L’attitude des Britanniques est également ambivalente. Les intervenants du Financial Times, notamment l’éditorialiste Martin Wolf, sont prêts à raconter n’importe quoi par pure haine de l’Europe. Ils tirent à boulets rouges sur l’euro, avec des arguments relevant de l'absurde. Je pense que le cas britannique, il est plus question d’idéologie que d’économie.

Comment expliquer les différences de timing et de notation entre les grandes agences de notation ?

Les agences de notation sont autant « idiot utile » que « maître du complot ». Un certain mécanisme de l’économie spectacle s’est mis en place, dans lequel elles jouent évidemment un rôle central. Et l’enjeu principal réside dans la conservation de ce statut.

Si Standard & Poor’s a "déclassé" la France, c'est uniquement parce que Moody's s'était donné jusqu’au 18 janvier pour examiner le cas français. Il s'agit en quelque sorte de court-circuiter l’effet d’annonce de Moody’s. Pour cette dernière, le problème qui se pose est plus communicationnel que macro-économique. Et c'est donc en toute logique que les communicants de Moody's vont prendre la main quant à la marche à suivre.

Quant à Fitch Ratings, ils ont déclaré ne pas vouloir se mêler de cela... Et pourtant, Fitch Ratings n’est pas l’agence de notation que l’on nous décrit : européenne ou europhile. Marc Ladreit de Lacharrière en est effectivement l’un deux des principaux actionnaires, mais toute la structure est anglo-saxonne. Autant dire que ce n'est pas le propriétaire français qui dicte la conduite à adopter.

La situation économique et financière actuelle pourrait-elle se retourner contre les agences de notation ?

Je pense que les agences de notation sont en train de perdre le contrôle de la situation. Certes elles ont acquis, par un mécanisme de gestion de la communication et de la calomnie, un rôle central dans notre économie, mais elles sont en train de s'embourber dans une fuite en avant qui consiste à s’acharner sur l’Europe.

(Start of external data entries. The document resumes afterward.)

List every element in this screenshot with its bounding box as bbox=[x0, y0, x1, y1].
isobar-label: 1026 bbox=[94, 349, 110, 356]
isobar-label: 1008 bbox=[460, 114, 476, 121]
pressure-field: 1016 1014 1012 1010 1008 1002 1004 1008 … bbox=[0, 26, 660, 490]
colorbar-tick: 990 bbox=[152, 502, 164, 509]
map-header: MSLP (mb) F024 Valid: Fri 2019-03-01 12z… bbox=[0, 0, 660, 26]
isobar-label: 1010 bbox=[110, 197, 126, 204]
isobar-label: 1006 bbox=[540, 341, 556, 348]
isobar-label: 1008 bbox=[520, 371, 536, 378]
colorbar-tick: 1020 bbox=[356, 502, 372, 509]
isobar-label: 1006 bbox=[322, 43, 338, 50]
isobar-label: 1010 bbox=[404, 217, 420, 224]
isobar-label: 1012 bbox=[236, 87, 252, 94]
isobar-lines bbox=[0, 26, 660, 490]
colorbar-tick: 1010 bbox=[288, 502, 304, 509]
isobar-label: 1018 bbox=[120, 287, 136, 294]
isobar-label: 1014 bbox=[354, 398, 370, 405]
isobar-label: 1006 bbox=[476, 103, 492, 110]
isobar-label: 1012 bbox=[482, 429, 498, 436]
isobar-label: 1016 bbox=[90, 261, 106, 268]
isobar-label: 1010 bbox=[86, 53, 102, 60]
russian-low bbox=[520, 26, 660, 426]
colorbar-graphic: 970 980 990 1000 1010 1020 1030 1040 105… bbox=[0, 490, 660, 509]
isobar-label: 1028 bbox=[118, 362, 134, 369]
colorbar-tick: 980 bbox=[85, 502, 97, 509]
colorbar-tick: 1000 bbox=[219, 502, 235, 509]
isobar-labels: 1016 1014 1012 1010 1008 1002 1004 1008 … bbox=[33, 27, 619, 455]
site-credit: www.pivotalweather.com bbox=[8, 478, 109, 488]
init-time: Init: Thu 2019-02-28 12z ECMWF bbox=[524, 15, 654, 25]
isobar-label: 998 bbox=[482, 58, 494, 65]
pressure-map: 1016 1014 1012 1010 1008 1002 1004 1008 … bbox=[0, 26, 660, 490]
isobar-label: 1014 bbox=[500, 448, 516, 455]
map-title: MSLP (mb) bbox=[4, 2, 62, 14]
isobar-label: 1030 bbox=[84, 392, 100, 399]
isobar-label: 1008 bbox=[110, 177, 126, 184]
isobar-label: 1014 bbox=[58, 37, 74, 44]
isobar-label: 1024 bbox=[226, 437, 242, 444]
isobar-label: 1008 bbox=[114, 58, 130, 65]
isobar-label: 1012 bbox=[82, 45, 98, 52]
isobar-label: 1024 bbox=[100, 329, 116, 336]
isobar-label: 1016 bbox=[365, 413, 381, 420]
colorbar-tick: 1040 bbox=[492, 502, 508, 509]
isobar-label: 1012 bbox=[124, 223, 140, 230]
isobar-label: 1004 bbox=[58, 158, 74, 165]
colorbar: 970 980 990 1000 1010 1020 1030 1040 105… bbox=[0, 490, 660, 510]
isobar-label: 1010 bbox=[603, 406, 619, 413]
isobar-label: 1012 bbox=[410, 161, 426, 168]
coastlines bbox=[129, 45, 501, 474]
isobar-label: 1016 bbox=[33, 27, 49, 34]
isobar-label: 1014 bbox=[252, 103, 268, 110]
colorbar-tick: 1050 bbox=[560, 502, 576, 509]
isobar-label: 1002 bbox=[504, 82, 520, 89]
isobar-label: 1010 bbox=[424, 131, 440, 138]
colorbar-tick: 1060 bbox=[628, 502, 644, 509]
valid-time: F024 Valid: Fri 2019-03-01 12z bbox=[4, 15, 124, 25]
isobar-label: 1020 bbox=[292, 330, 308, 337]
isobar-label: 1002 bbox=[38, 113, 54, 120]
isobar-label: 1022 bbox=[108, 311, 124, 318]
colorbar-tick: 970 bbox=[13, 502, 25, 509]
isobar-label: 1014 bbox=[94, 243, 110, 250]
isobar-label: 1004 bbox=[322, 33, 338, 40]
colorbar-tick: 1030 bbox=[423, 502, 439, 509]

Pareille démarche pourrait se retourner contre elles. Jusque-là, les textes relatifs à la règlementation bancaire et financière font leur force, puisque seuls les actifs notés triple A sont considérés comme sûrs. Autant dire que ce sont elles qui définissent ce qui est un actif sûr, et ce qui ne l'est pas. Ce qui pourrait se produire, c'est une contestation de leur légitimité. D'autant plus qu'elles ont déjà manqué la faillite de la banque américaine Lehman Brothers en 2008. 

Les agences de notation sont donc bloquées dans une logique de fuite en avant, qui pourrait provoquer une réaction épidermique conduisant à leur perte.